Circling the country by bus and train she discovered the beauty and truth of India.

As part of her spiritual transformation she shaved her head, began wearing long, flowing robes and changed her name to Shivani Aum Datri.

“Shiva is the destroyer of all our worldly things, like fear and money. Aum is the vibration we all come from and Datri is the mother, or the nurse,” she explained.

Her ethereal pilgrimage eventually led her to Varanasi, the Hindu holy city, located on the banks of the Ganges River, where she lives and works nine months out of the year.

“A voice told me to move to India. I sold my house the next day. There was no logic. I followed my heart,” Shivani smiled.

Six years ago, she opened a vegetarian restaurant, the Aum Cafe, in Varanasi, which serves breakfast, lunch and early dinner, mostly catering to tourists.

“We don’t have a can opener,” she laughed. “We make everything — bread, granola and pita pockets — ourselves.”

With an astronomical population — approximately 1.17 billion people, one-sixth of the world’s population — living in India is a stark contrast to the United States, she said.

“India is chaos — the noise and pollution. It’s hell, but there is something underneath it,” she said. “I absolutely can’t control it — I have to go back. It’s something within my being. Maybe it’s my karma.”

Over time, Shivani has created an extended family in India, which includes Shailendra Awasthi and his wife, Sangeeta, who works at the cafe, their two young boys, and Bhola, a baby she helped take care of when his mother was too ill to care for him.

“Bhola is special. He weighed less than two pounds when he came to me as a baby,” she said. “He is 2 years old now.”

Since the whereabouts of Bhola’s mother are unknown, Sangeeta has assumed the role of his mother and Shivani is like his grandmother, or Dadi Aum, in Hindi. 

“I sing ‘Twinkle, Twinkle Little Star’ to him,” she smiled.

Other members of her extended eclectic Indian family include a pack of dogs that stops by the cafe for bread, and also a brahma bull named Nandi.

“I didn’t go looking for a bull. I found him, near death, in a garbage dump,” Shivani explained. “I fed him spinach, but he didn’t like it. I fed him an apple, but he didn’t have teeth, so I ran and got him a banana.”

Nandi, now a healthy 4-year-old bull, is colossal in size and has to be coaxed from the cafe with food, so customers can enjoy their dining experience, Shivani said.

The decision to make India her second home, and to open the cafe, has transformed Shivani’s life in ways she never imaged.
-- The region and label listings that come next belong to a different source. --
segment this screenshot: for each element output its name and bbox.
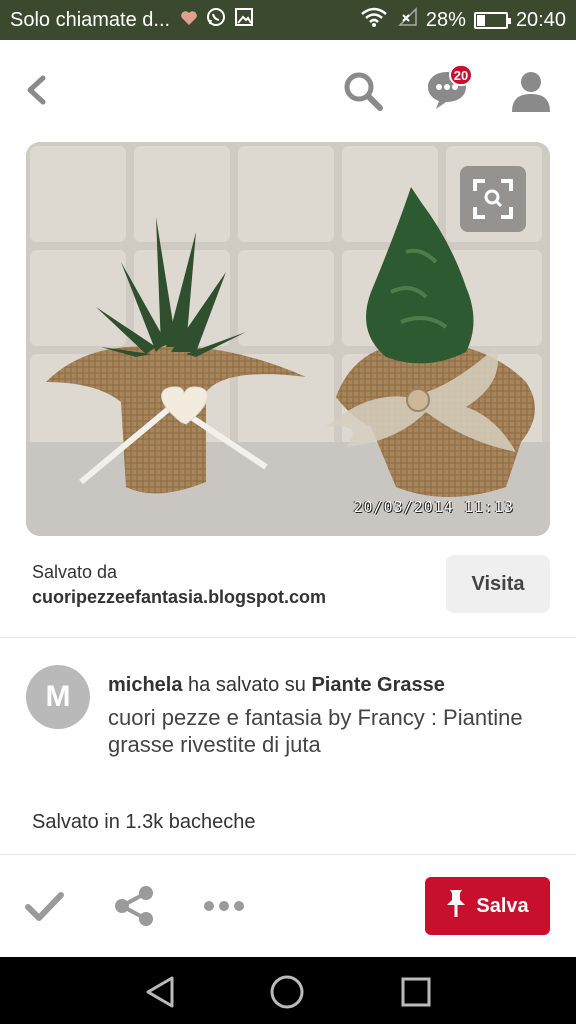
pin-description: cuori pezze e fantasia by Francy : Piant…: [108, 705, 523, 757]
visit-button[interactable]: Visita: [446, 555, 550, 613]
battery-icon: [473, 11, 511, 29]
nav-home-icon[interactable]: [268, 973, 306, 1011]
nav-back-icon[interactable]: [142, 974, 178, 1010]
pin-image[interactable]: 20/03/2014 11:13: [26, 142, 550, 536]
clock: 20:40: [515, 8, 566, 31]
board-name-link[interactable]: Piante Grasse: [311, 674, 444, 696]
nav-recent-apps-icon[interactable]: [398, 974, 434, 1010]
top-app-bar: 20: [0, 40, 576, 140]
notification-badge: 20: [449, 64, 473, 86]
saved-count[interactable]: Salvato in 1.3k bacheche: [32, 811, 256, 834]
gallery-icon: [234, 7, 254, 33]
visual-search-icon[interactable]: [460, 166, 526, 232]
status-bar: Solo chiamate d... 28% 20:40: [0, 0, 576, 40]
pinner-username[interactable]: michela: [108, 674, 182, 696]
pinner-attribution: michela ha salvato su Piante Grasse: [108, 674, 445, 697]
saved-from-label: Salvato da: [32, 562, 118, 582]
divider: [0, 637, 576, 638]
battery-percent: 28%: [425, 8, 466, 31]
source-url-link[interactable]: cuoripezzeefantasia.blogspot.com: [32, 587, 326, 608]
checkmark-icon[interactable]: [24, 886, 64, 926]
divider: [0, 854, 576, 855]
more-dots-icon[interactable]: [202, 894, 246, 918]
notification-title: Solo chiamate d...: [10, 8, 171, 31]
share-icon[interactable]: [112, 884, 156, 928]
save-label: Salva: [476, 894, 529, 917]
avatar[interactable]: M: [26, 665, 90, 729]
person-icon[interactable]: [510, 68, 552, 114]
pinner-action: ha salvato su: [188, 674, 306, 696]
whatsapp-icon: [206, 7, 226, 33]
no-signal-icon: [396, 7, 418, 33]
pushpin-icon: [446, 888, 466, 924]
system-nav-bar: [0, 957, 576, 1024]
wifi-icon: [360, 7, 388, 33]
save-button[interactable]: Salva: [425, 877, 550, 935]
heart-icon: [180, 9, 198, 32]
search-icon[interactable]: [340, 68, 386, 114]
chevron-left-icon[interactable]: [18, 70, 58, 110]
photo-timestamp: 20/03/2014 11:13: [353, 498, 514, 516]
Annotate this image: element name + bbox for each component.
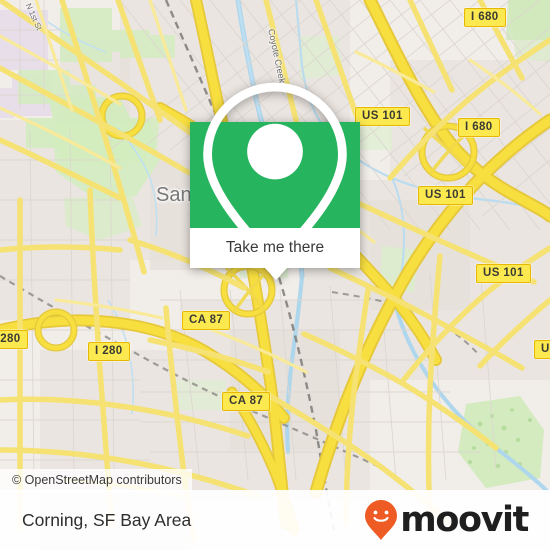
highway-shield-i680-mid[interactable]: I 680 bbox=[458, 118, 500, 137]
moovit-wordmark: moovit bbox=[400, 499, 529, 540]
moovit-logo[interactable]: moovit bbox=[364, 499, 529, 541]
location-title: Corning, SF Bay Area bbox=[22, 509, 192, 530]
moovit-pin-smile-icon bbox=[365, 500, 398, 540]
highway-shield-i280[interactable]: I 280 bbox=[88, 342, 130, 361]
popup-action-label: Take me there bbox=[225, 239, 325, 256]
highway-shield-i680-north[interactable]: I 680 bbox=[464, 8, 506, 27]
map-pin-icon bbox=[203, 82, 347, 270]
screenshot-root: San Coyote Creek N 1st St I 680 US 101 I… bbox=[0, 0, 550, 550]
footer-bar: Corning, SF Bay Area moovit bbox=[0, 490, 550, 550]
highway-shield-i280-edge[interactable]: I 280 bbox=[0, 330, 28, 349]
map-city-label: San bbox=[156, 184, 192, 206]
popup-pointer bbox=[265, 268, 287, 280]
highway-shield-us101-edge[interactable]: U bbox=[534, 340, 550, 359]
highway-shield-us101-east[interactable]: US 101 bbox=[476, 264, 531, 283]
popup-icon-area bbox=[190, 82, 360, 270]
map-canvas[interactable]: San Coyote Creek N 1st St I 680 US 101 I… bbox=[0, 0, 550, 550]
take-me-there-popup[interactable]: Take me there bbox=[190, 82, 360, 280]
highway-shield-us101-mid[interactable]: US 101 bbox=[418, 186, 473, 205]
map-attribution[interactable]: © OpenStreetMap contributors bbox=[0, 469, 192, 492]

Though full of disorder and confusion, India is the place Shivani feels a connection with, a place where she discovers her humanity over and over again.

“People go to the city where I live to die because it is a holy city,” she said.

Seeing people on the street, near death, was something she wasn’t used to seeing. When she encountered an old woman, she felt like she had to help her.

With Sangeeta’s help, they washed the woman’s body, put clean clothes on her and covered her with a blanket so that she could die with a measure of dignity.

The experience with the old woman stayed with her and has fueled a desire to open a place for women, who are near death, who can no longer care for themselves and have no one to care for them, she said.

“My intentions are pure. If it happens, it does,” Shivani said.

India is intense and the three months Shivani spends in Sonora is time when she regroups, escapes from survival mode, and takes a break from pandemonium, she said.

“I love Sonora. I love this area,” she said. “I love going to Pinecrest Lake.”

Leading her Monday night meditation, which she offers for free, is something she and her clients look forward to when she is back in the Mother Lode.

“Her creative visualizations are amazing,” said Tricia Lewis, of Sonora, who met Shivani seven years ago through the meditation class.

“She’s an extraordinary woman,” Lewis said. “I hope to know her for the rest of my life.”

Whether she is healing bodies in Sonora or touching lives in India, Shivani feels she has found her purpose in life.
 

“I believe there is one truth and many paths,” she said. “Find the courage to go forward — that’s what my life is all about now.”